Of the four options above, the one that should be of most concern to libraries is the third. Library patrons do not depend on libraries in the same ways they once did. Reference statistics at ARL (Association of Research Libraries) libraries are generally down; circulation statistics are down dramatically. Patrons love library buildings but use them essentially as study halls. It is the broker role that remains an important one for libraries: patrons depend on libraries to buy access on their behalf—access that they would not be able to afford otherwise. That role remains key as long as two conditions obtain:

  1. The price of access is too high for the individual
  2. Dealing with publishers directly is too much trouble

In the print era, scholarly publishers had the option of lowering access prices for individuals but could do little about the issue of complexity and difficulty: few researchers had the budget or the space to subscribe to and house thousands of journals or millions of pages of database content, and few had the desire to interact commercially with hundreds of individual publishers. In an online environment, physical space is no longer the issue it once was, and it is well within the capabilities of many publishers to implement easy and attractively priced purchase options for individuals.

What might such an option look like? Suppose a university library serves 2,000 faculty and is paying $1,000,000 annually for access to Elsevier’s Freedom Collection. If Elsevier decided to bypass the library and sell access to its Freedom Collection individually to those faculty members, it would have to sell to the entire faculty at an average price of $500 each in order to realize the same revenue—and even then, the lost economies of scale would significantly undercut profits. This seems like an unpromising avenue. However, suppose Nature charges the same institution $6,000 for a site license to its flagship journal. If Nature decided to bypass the library, it would have to sell to the entire faculty at an average price of only $3 each in order to break even. Of course, relatively few faculty members would be interested in a personal subscription, but even if only one in ten were interested (and bear in mind that their interest would rise dramatically if a personal subscription were to become the only way to get access), Nature would still need to charge only $30 per faculty member per year in order to make the same amount of money—and there is every reason to believe that at least some students would be equally interested in a subscription at that price.

There is nothing to stop Elsevier or Nature or any other scholarly publisher from retreating entirely from the library model and reverting to a retail, title-by-title model for faculty and students. This would not be a painless transition for them, but it is not at all clear that they have the option of continuing with business as usual. Likewise, continuing with business as usual is simply not an option for a library experiencing drastic budget cuts. As long as libraries remain the primary customers of scholarly information products, publishers’ fortunes will continue to be tightly aligned with those of libraries.

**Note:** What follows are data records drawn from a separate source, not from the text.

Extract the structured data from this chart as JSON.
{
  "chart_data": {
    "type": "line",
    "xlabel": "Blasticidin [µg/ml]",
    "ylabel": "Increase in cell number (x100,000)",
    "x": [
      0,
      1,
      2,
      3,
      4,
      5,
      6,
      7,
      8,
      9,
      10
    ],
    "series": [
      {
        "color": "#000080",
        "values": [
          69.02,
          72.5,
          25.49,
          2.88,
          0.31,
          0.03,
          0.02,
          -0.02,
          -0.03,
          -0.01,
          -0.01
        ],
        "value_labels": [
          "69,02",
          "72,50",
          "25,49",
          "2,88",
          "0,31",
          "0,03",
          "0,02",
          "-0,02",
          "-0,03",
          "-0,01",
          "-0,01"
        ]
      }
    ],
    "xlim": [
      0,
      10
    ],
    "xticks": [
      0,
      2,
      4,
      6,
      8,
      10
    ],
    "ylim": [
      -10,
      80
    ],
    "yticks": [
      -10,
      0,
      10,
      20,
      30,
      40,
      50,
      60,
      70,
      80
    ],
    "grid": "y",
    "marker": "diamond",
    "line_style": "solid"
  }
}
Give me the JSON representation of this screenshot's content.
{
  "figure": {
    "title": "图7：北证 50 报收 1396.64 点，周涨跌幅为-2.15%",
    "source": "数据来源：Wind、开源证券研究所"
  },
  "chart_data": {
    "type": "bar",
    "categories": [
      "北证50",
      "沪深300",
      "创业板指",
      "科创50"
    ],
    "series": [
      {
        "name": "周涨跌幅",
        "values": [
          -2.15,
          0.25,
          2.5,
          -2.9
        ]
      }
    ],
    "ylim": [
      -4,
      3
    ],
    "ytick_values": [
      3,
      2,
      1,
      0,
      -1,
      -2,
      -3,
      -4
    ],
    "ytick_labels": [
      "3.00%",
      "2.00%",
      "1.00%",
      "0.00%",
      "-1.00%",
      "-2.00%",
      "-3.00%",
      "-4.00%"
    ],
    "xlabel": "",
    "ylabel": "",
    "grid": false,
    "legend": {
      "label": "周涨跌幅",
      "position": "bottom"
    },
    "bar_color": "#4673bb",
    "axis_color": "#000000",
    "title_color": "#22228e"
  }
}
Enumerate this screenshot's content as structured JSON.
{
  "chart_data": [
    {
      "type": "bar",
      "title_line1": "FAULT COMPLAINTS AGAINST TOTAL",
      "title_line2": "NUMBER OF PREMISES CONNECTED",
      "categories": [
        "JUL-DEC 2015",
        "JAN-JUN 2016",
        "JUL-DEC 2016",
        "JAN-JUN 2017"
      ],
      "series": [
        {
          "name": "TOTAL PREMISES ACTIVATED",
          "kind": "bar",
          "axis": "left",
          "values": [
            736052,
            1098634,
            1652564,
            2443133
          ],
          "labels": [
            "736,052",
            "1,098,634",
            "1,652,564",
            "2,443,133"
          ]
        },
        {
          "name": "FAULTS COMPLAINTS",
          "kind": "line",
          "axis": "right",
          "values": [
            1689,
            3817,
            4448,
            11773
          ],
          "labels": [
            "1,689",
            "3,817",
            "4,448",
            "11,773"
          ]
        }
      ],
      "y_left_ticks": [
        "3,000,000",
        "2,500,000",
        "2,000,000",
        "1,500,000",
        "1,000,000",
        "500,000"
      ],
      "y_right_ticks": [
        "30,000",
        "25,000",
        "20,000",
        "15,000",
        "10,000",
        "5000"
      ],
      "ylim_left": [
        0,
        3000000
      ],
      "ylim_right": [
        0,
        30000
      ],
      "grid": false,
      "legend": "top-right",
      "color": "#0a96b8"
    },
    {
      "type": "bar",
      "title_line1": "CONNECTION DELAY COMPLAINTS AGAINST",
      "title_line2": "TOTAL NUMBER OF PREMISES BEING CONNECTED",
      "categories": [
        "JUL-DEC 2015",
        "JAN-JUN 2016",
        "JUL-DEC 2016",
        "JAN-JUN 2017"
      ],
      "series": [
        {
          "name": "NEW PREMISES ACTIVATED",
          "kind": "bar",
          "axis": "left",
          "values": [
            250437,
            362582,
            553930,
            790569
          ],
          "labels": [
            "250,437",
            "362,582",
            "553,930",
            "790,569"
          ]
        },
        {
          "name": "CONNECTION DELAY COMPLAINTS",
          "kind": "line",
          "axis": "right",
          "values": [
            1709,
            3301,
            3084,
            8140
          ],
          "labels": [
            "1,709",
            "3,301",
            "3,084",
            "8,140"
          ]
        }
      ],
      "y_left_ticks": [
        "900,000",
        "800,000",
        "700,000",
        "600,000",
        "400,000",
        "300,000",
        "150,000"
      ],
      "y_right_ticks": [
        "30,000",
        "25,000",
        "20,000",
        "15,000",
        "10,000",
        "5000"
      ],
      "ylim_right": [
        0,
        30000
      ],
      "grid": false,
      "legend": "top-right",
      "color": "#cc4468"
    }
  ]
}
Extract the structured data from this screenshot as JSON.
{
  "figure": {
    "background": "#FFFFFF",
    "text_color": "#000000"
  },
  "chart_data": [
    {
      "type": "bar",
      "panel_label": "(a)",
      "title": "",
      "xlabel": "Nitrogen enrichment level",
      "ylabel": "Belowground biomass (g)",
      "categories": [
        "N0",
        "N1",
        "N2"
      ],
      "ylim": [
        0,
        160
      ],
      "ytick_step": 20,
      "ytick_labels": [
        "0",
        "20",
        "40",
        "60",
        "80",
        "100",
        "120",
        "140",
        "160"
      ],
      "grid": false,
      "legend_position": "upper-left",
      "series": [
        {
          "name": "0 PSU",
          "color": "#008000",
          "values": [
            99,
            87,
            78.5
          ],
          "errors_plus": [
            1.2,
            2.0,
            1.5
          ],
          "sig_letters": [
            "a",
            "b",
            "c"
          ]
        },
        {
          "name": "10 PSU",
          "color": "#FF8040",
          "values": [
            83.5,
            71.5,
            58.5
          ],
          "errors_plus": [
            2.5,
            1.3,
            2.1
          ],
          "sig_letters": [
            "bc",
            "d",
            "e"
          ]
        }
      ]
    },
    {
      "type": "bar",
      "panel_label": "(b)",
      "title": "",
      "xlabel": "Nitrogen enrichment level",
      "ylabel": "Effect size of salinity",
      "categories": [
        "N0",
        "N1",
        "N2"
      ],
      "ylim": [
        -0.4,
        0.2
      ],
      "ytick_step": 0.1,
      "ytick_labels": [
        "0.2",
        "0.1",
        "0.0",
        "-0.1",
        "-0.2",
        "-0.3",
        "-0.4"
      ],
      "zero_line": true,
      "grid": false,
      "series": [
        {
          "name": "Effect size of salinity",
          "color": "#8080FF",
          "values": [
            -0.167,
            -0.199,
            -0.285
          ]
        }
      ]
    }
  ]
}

At this point, publishers seem to have little choice: either satisfy themselves with the relatively meager returns that libraries will be able to offer in the future, or find some way to disentangle themselves from the library marketplace. Whether the latter strategy would actually be feasible for most publishers is unclear, but it seems undeniable that the future of scholarly publishing will look very different from its past. The possibility that traditional research libraries will occupy a much smaller space in that future is real, and is one that wise librarians will take seriously now, while there remain time and opportunity to change and adapt.